Sie stehen etwas erhöht über dem Bachbett auf einem Gerüst aus Holz: Drei schmale, graue Wannen aus Kunststoff. Sie sind einen halben Meter breit, zwei Meter lang und mit Plexiglas abgedeckt. Rolf Schatz, der Präsident des Naturschutzvereins Sihltal, klappt das Plexiglas hoch, damit wir hineinschauen können.
Sand und Wasser kommen zum Vorschein, von Bachmuscheln weit und breit keine Spur. Die seien aktuell kaum grösser als ein Sandkorn und tief im Sand vergraben, erklärt Schatz.
Ohne Fische keine Jungmuscheln
Etwas tut sich aber doch, Dutzende kleine Fischchen flitzen durch das Wasser: Elritzen. «Ohne diese Kleinfische können sich die Bachmuscheln nicht vermehren», sagt Schatz. Die Muschellarven beissen sich nämlich in den Kiemen der Fische fest und wachsen dort, geschützt, zu winzigen Muscheln heran. Nach drei Wochen verlassen sie die Fische wieder, lassen sich fallen und vergraben sich im Sand.
In der Natur funktioniert das jedoch seit einiger Zeit immer seltener. Im Mittelland sei Population um Population verschwunden, sagt Isabelle Flöss von der Fachstelle Naturschutz des Kantons Zürich. «Im Kanton Zürich gibt es noch drei Populationen in Bächen, schweizweit sind es nicht viel mehr», so die Biologin.

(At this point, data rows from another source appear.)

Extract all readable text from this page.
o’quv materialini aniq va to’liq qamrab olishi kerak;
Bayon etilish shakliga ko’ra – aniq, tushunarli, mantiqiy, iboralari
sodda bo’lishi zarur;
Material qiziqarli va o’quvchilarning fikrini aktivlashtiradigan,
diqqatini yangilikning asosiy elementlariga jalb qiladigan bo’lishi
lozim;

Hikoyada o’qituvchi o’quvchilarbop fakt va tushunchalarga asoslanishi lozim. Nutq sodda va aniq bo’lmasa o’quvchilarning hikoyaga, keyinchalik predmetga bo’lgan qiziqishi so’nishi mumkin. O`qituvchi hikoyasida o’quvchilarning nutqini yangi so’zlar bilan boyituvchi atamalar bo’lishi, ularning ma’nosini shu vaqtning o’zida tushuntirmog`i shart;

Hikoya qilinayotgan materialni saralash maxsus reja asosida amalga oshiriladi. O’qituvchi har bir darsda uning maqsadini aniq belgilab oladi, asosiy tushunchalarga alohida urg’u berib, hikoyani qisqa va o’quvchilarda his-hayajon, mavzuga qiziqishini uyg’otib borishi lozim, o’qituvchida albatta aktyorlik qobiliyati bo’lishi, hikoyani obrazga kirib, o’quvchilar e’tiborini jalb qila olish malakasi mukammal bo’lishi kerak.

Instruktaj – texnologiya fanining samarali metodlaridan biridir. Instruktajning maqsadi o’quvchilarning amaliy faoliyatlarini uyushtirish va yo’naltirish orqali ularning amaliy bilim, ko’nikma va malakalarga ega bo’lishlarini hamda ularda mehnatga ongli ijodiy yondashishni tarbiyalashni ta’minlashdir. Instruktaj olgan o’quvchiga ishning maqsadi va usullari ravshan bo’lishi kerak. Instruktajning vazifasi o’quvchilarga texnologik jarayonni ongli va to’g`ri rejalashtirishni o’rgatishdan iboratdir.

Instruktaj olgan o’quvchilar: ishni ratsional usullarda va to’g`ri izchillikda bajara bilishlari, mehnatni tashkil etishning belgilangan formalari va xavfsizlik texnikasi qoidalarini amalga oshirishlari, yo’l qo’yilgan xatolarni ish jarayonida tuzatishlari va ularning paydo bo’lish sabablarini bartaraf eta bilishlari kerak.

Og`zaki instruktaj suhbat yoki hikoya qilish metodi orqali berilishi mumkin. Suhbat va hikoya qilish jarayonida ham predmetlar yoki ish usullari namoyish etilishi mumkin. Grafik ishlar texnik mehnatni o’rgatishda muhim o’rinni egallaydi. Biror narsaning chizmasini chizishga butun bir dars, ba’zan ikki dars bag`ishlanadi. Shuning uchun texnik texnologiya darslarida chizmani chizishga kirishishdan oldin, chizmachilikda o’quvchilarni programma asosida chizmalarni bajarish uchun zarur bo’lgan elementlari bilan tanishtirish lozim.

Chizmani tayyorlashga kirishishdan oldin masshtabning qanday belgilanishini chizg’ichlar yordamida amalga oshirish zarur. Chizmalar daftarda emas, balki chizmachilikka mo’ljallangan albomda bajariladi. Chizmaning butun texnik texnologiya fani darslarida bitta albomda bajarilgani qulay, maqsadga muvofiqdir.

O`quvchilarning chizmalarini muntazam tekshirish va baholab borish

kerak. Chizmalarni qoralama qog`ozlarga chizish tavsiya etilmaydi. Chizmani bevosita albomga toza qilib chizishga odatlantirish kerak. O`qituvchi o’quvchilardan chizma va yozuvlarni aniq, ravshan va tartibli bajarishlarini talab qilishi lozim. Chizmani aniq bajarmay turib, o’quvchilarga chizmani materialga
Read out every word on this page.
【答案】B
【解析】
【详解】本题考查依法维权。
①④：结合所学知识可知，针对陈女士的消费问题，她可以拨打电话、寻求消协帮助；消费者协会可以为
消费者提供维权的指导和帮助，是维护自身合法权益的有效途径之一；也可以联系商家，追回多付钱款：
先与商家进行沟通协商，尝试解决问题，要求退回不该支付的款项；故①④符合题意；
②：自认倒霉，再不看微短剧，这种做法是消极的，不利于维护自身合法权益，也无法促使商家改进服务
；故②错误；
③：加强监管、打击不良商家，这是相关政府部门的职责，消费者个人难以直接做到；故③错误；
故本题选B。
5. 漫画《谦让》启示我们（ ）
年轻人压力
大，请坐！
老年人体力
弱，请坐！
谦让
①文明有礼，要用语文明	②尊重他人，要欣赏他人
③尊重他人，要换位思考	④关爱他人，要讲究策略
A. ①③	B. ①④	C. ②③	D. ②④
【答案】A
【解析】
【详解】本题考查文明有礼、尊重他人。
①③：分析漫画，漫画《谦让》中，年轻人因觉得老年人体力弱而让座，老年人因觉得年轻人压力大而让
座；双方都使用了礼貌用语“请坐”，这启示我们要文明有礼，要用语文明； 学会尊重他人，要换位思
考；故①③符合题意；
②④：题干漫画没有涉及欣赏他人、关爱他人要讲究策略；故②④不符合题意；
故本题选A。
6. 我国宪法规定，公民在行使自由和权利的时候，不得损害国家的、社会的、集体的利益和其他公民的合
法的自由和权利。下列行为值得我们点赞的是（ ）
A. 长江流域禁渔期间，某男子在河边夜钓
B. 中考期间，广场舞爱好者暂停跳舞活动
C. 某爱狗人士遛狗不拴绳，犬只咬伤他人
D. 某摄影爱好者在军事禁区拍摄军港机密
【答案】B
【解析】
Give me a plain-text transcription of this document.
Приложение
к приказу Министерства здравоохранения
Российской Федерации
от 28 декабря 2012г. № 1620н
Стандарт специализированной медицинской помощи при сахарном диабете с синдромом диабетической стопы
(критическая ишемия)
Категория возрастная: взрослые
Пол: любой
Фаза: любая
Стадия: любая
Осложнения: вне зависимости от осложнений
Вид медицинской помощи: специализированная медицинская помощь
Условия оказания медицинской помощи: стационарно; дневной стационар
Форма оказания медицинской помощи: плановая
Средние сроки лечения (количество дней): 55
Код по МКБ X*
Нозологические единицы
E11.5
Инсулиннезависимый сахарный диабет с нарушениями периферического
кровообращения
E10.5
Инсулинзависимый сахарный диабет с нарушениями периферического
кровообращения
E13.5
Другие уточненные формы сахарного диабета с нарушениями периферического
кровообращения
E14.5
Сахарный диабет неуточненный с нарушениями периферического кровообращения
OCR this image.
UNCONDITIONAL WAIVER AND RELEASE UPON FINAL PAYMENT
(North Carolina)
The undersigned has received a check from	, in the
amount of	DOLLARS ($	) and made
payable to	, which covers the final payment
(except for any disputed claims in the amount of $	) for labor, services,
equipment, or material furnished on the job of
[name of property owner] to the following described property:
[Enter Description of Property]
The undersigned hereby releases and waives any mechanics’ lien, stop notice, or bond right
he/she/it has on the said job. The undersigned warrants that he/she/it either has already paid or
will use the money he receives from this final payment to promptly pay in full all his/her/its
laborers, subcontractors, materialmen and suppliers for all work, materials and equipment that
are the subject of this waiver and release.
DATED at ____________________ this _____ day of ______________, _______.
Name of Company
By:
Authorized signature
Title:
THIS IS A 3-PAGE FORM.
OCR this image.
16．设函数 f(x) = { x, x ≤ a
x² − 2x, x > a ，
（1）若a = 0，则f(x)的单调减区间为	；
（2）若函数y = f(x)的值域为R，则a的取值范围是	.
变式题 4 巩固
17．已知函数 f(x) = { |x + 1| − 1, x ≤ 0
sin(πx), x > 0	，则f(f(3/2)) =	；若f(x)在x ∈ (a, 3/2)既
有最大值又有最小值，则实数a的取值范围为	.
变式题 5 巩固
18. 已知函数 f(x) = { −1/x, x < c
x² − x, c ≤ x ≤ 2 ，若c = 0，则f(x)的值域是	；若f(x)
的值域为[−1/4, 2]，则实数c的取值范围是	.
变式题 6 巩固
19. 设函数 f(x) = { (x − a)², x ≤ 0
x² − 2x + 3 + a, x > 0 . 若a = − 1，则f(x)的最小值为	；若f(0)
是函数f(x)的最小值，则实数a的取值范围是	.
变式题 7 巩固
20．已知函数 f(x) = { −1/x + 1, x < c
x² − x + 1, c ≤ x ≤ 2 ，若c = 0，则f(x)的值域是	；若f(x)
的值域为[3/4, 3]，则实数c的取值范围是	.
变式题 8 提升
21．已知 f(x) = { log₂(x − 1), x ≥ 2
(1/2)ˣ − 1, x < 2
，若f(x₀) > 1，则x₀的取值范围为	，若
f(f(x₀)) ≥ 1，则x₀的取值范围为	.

Die Gründe: Bachmuscheln brauchen sauberes Wasser, ein natürliches Bachbett und viele Wirtsfische – Elritzen, Grundeln oder Alet. Forellen nehmen sie nicht an.
Fehlt auch nur einer der drei Faktoren, wird es für die Muscheln schwierig. «Vor allem die Jungmuscheln reagieren sehr empfindlich», sagt Flöss. Zum Beispiel auf Nitrat: Ist die Konzentration zu hoch, sterben sie. Die alten Muscheln seien noch da, doch der Nachwuchs fehlt.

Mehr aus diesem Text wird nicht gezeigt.